À la veille du vote pour le renouvellement du mandat de la Minurso, le Secrétaire général des Nations unies dresse dans son dernier rapport sur la situation au Sahara un constat préoccupant : hostilités persistantes, blocage politique, dégradation humanitaire et tensions régionales menacent de maintenir le dossier du Sahara en conflit gelé sans perspective de résolution

Dans son rapport adressé au Conseil de sécurité le 30 septembre dont Le Desk a pu consulter la version anticipée, Antonio Guterres dresse un état des lieux sans appel. Cinquante ans après le déclenchement du conflit, le dossier du Sahara demeure marqué par une l’absence de tout progrès politique. Sur le terrain, la mission onusienne (Minurso), agit dans un environnement militarisé, traversé de tensions permanentes et de violations sporadiques du cessez-le-feu.
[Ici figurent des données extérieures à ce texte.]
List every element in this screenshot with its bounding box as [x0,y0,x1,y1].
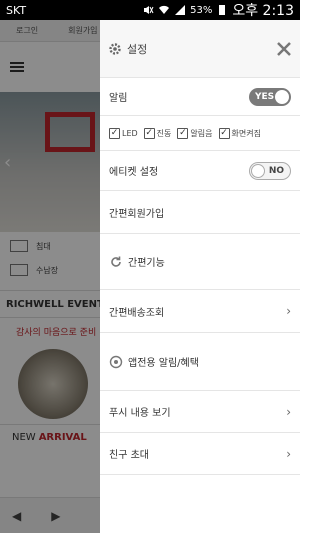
drawer-header: 설정 [100,20,300,78]
push-content-item[interactable]: 푸시 내용 보기 › [100,391,300,433]
battery-percent: 53% [190,4,213,16]
mute-icon [144,6,154,14]
alarm-label: 알림 [109,93,128,104]
delivery-tracking-item[interactable]: 간편배송조회 › [100,290,300,333]
close-icon [277,41,291,56]
drawer-overlay[interactable] [0,20,100,533]
checkmark-icon: ✓ [109,127,120,139]
etiquette-toggle[interactable]: NO [249,161,291,180]
carrier-label: SKT [6,3,27,17]
invite-friend-item[interactable]: 친구 초대 › [100,433,300,475]
settings-drawer: 설정 알림 YES ✓ LED ✓ 진동 ✓ 알림음 ✓ 화면켜짐 에티켓 설정 NO … [100,20,300,533]
sound-checkbox[interactable]: ✓ 알림음 [177,127,213,139]
checkmark-icon: ✓ [143,127,155,139]
vibration-checkbox[interactable]: ✓ 진동 [143,127,171,139]
drawer-title: 설정 [127,42,148,56]
alarm-setting: 알림 YES [100,78,300,116]
checkmark-icon: ✓ [218,127,230,139]
checkmark-icon: ✓ [177,127,189,139]
gear-icon [109,42,121,55]
alarm-options: ✓ LED ✓ 진동 ✓ 알림음 ✓ 화면켜짐 [100,116,300,151]
alarm-toggle[interactable]: YES [249,87,291,106]
refresh-icon [111,256,121,267]
simple-join-item[interactable]: 간편회원가입 [100,191,300,234]
close-button[interactable] [268,33,300,65]
status-bar: SKT 53% 오후 2:13 [0,0,300,20]
app-alert-item[interactable]: 앱전용 알림/혜택 [100,333,300,391]
chevron-right-icon: › [286,304,291,318]
led-checkbox[interactable]: ✓ LED [109,127,138,139]
signal-icon [175,5,186,15]
screen-on-checkbox[interactable]: ✓ 화면켜짐 [218,127,261,139]
etiquette-label: 에티켓 설정 [109,167,159,178]
battery-icon [219,5,226,15]
etiquette-setting: 에티켓 설정 NO [100,151,300,191]
clock: 오후 2:13 [232,3,294,19]
simple-function-item[interactable]: 간편기능 [100,234,300,290]
wifi-icon [159,5,170,14]
chevron-right-icon: › [286,446,291,461]
chevron-right-icon: › [286,404,291,419]
target-icon [109,355,123,368]
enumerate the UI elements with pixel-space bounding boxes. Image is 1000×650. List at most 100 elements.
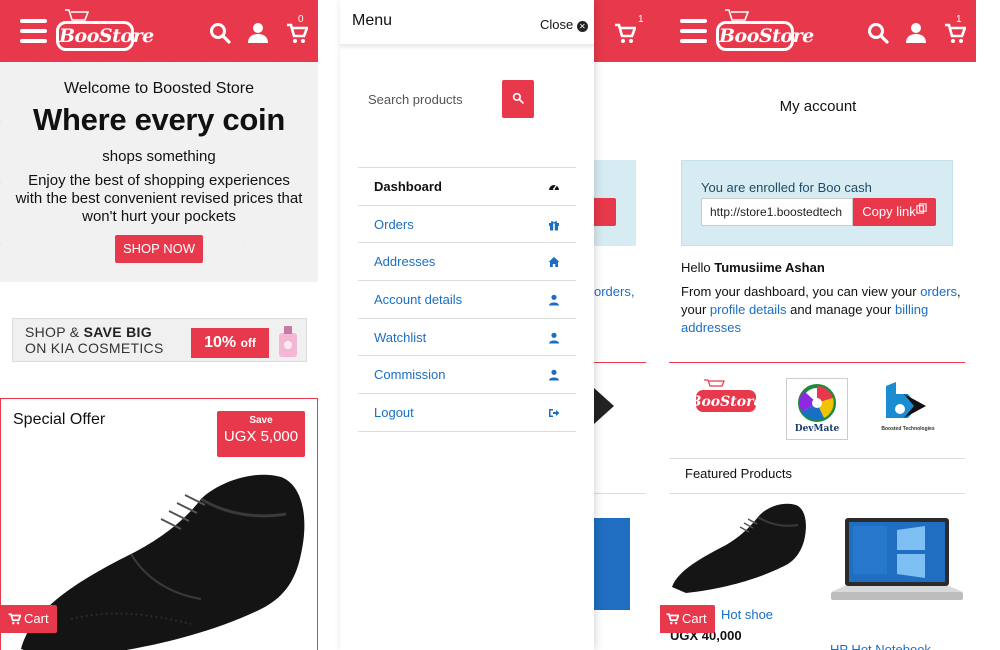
menu-item-label: Dashboard [374, 179, 442, 194]
save-badge: Save UGX 5,000 [217, 411, 305, 457]
menu-item-label: Account details [374, 292, 463, 308]
cart-icon[interactable] [286, 22, 308, 44]
menu-item-label: Addresses [374, 254, 436, 270]
cart-button[interactable]: Cart [0, 605, 57, 633]
divider [594, 362, 646, 363]
product-search-input[interactable] [358, 80, 502, 118]
hot-shoe-name-link[interactable]: Hot shoe [721, 607, 773, 622]
copy-icon [916, 203, 927, 214]
devmate-partner-logo[interactable]: DevMate [786, 378, 848, 440]
search-icon[interactable] [209, 22, 231, 44]
orders-link[interactable]: orders [920, 284, 957, 299]
menu-panel: 1 orders, Menu Close ✕ Dashboard Orders Ad… [318, 0, 660, 650]
cart-button[interactable]: Cart [660, 605, 715, 633]
copy-link-button-partial[interactable] [594, 198, 616, 226]
banner-line-1-prefix: SHOP & [25, 324, 80, 340]
menu-item-label: Orders [374, 216, 414, 232]
orders-link-partial[interactable]: orders, [594, 284, 634, 299]
cart-count: 0 [298, 14, 304, 25]
save-amount: UGX 5,000 [223, 428, 299, 445]
sign-out-icon [548, 406, 560, 418]
menu-item-commission[interactable]: Commission [358, 356, 576, 395]
hero-banner: Welcome to Boosted Store Where every coi… [0, 62, 318, 282]
brand-logo[interactable]: BooStore [716, 8, 814, 54]
greeting-prefix: Hello [681, 260, 711, 275]
menu-item-label: Commission [374, 367, 446, 383]
banner-line-2: ON KIA COSMETICS [25, 340, 164, 356]
partner-boostore-label: BooStore [694, 394, 760, 410]
close-icon: ✕ [576, 21, 588, 32]
menu-item-account-details[interactable]: Account details [358, 281, 576, 319]
menu-item-dashboard[interactable]: Dashboard [358, 168, 576, 206]
user-icon [548, 368, 560, 381]
laptop-image-partial [594, 518, 630, 610]
copy-link-button[interactable]: Copy link [853, 198, 936, 226]
hamburger-menu-icon[interactable] [680, 19, 707, 43]
menu-item-addresses[interactable]: Addresses [358, 243, 576, 282]
hero-subheadline: shops something [102, 148, 216, 165]
divider [669, 458, 965, 459]
menu-header-shadow [340, 44, 594, 50]
copy-link-label: Copy link [862, 204, 916, 219]
search-icon[interactable] [867, 22, 889, 44]
menu-item-watchlist[interactable]: Watchlist [358, 319, 576, 357]
special-offer-title: Special Offer [13, 411, 106, 428]
profile-details-link[interactable]: profile details [710, 302, 787, 317]
side-menu-drawer: Menu Close ✕ Dashboard Orders Addresses Acc… [340, 0, 594, 650]
user-icon[interactable] [247, 22, 269, 44]
search-submit-button[interactable] [502, 80, 534, 118]
cart-icon[interactable] [944, 22, 966, 44]
cart-count: 1 [956, 14, 962, 25]
cosmetics-promo-banner[interactable]: SHOP & SAVE BIG ON KIA COSMETICS 10% off [12, 318, 307, 362]
close-label: Close [540, 17, 574, 32]
banner-line-1-bold: SAVE BIG [83, 324, 152, 340]
partner-boosted-label: Boosted Technologies [881, 426, 934, 432]
menu-title: Menu [352, 12, 393, 29]
divider [669, 362, 965, 363]
save-label: Save [249, 415, 273, 426]
partner-devmate-label: DevMate [795, 424, 840, 434]
cart-button-icon [8, 613, 22, 625]
cart-icon[interactable] [614, 22, 636, 44]
enroll-text: You are enrolled for Boo cash [701, 180, 872, 195]
boosted-technologies-partner-logo[interactable]: Boosted Technologies [878, 378, 938, 434]
partner-logo-partial [594, 388, 614, 424]
featured-products-title: Featured Products [685, 466, 792, 481]
menu-item-orders[interactable]: Orders [358, 206, 576, 244]
referral-link-field[interactable] [701, 198, 853, 226]
user-icon[interactable] [905, 22, 927, 44]
menu-item-logout[interactable]: Logout [358, 394, 576, 432]
cart-button-label: Cart [24, 611, 49, 626]
banner-line-1: SHOP & SAVE BIG [25, 324, 152, 340]
header-bar-partial: 1 [594, 0, 660, 62]
dashboard-icon [548, 180, 560, 192]
account-nav-list: Dashboard Orders Addresses Account details W… [358, 167, 576, 432]
hot-shoe-product-image[interactable] [668, 495, 808, 595]
hero-description: Enjoy the best of shopping experiences w… [15, 172, 303, 225]
shop-now-button[interactable]: SHOP NOW [115, 235, 203, 263]
search-icon [512, 92, 524, 104]
user-name: Tumusiime Ashan [714, 260, 825, 275]
gift-icon [548, 218, 560, 231]
logo-text: BooStore [59, 25, 154, 47]
cart-button-icon [666, 613, 680, 625]
hp-notebook-name-link[interactable]: HP Hot Notebook [830, 642, 931, 650]
discount-suffix: off [240, 336, 256, 350]
cosmetics-bottle-icon [279, 326, 297, 357]
hamburger-menu-icon[interactable] [20, 19, 47, 43]
boostore-partner-logo[interactable]: BooStore [694, 378, 760, 416]
dash-text: From your dashboard, you can view your [681, 284, 917, 299]
hp-notebook-product-image[interactable] [827, 516, 967, 612]
cart-button-label: Cart [682, 611, 707, 626]
boo-cash-enroll-box: You are enrolled for Boo cash Copy link [681, 160, 953, 246]
discount-value: 10% [204, 334, 237, 351]
home-icon [548, 255, 560, 268]
header-bar: BooStore 1 [660, 0, 976, 62]
banner-discount: 10% off [191, 328, 269, 358]
cart-count: 1 [638, 14, 644, 25]
header-bar: BooStore 0 [0, 0, 318, 62]
divider [594, 493, 646, 494]
brand-logo[interactable]: BooStore [56, 8, 154, 54]
logo-wordmark: BooStore [56, 21, 154, 51]
menu-close-button[interactable]: Close ✕ [540, 17, 588, 32]
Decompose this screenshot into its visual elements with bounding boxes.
Le Secrétaire général note la persistance d’affrontements de faible intensité entre le Maroc et le Front Polisario, malgré les appels répétés à la retenue.


Entre septembre 2024 et août 2025, les observateurs de la Minurso ont enregistré de multiples échanges de tirs, concentrés principalement dans la région de Mahbès, et des frappes de drones marocains à l’est du mur de défense. Le 27 juin, quatre roquettes ont explosé à proximité du site de l’équipe onusienne d’Es-Smara, dont l’une à seulement 200 mètres des installations, un incident considéré comme le plus grave depuis la reprise des hostilités en 2020. Le Front Polisario, sans confirmer sa responsabilité, a évoqué une riposte militaire, tandis que le commandement sud des Forces armées royales (FAR) a dénoncé un « acte terroriste ». Dans les semaines qui ont précédé, des frappes de drones attribuées à l’armée marocaine ont visé des véhicules dans la zone de Mijek, causant la mort de plusieurs orpailleurs mauritaniens et soudanais.


142 incidents de tirs signalés par le Maroc

Le rapport fait état de 142 incidents de tirs signalés par le Maroc, dont près de la moitié dans le secteur de Mahbès. La Minurso a conduit 58 missions d’enquête couvrant 354 sites d’impact, sans pouvoir vérifier directement plus de la moitié des incidents en raison de restrictions d’accès. À l’est du mur, les observateurs onusiens n’ont pas pu dépasser un rayon de 20 kilomètres autour de leurs bases, sur instruction du Front Polisario, qui interdit également toute reconnaissance aérienne depuis novembre 2020. Malgré ces entraves, les activités de déminage ont connu une progression notable. Le Service d’action antimines a inspecté plus de 13 800 kilomètres de routes, nettoyé 1,4 million de mètres carrés de terrain et détruit 247 sous-munitions. Les FAR affirment de leur côté avoir déblayé 129 millions de mètres carrés de zones à risque à l’ouest du mur, tout en signalant 3 accidents liés à des restes explosifs ayant causé des blessures à des civils.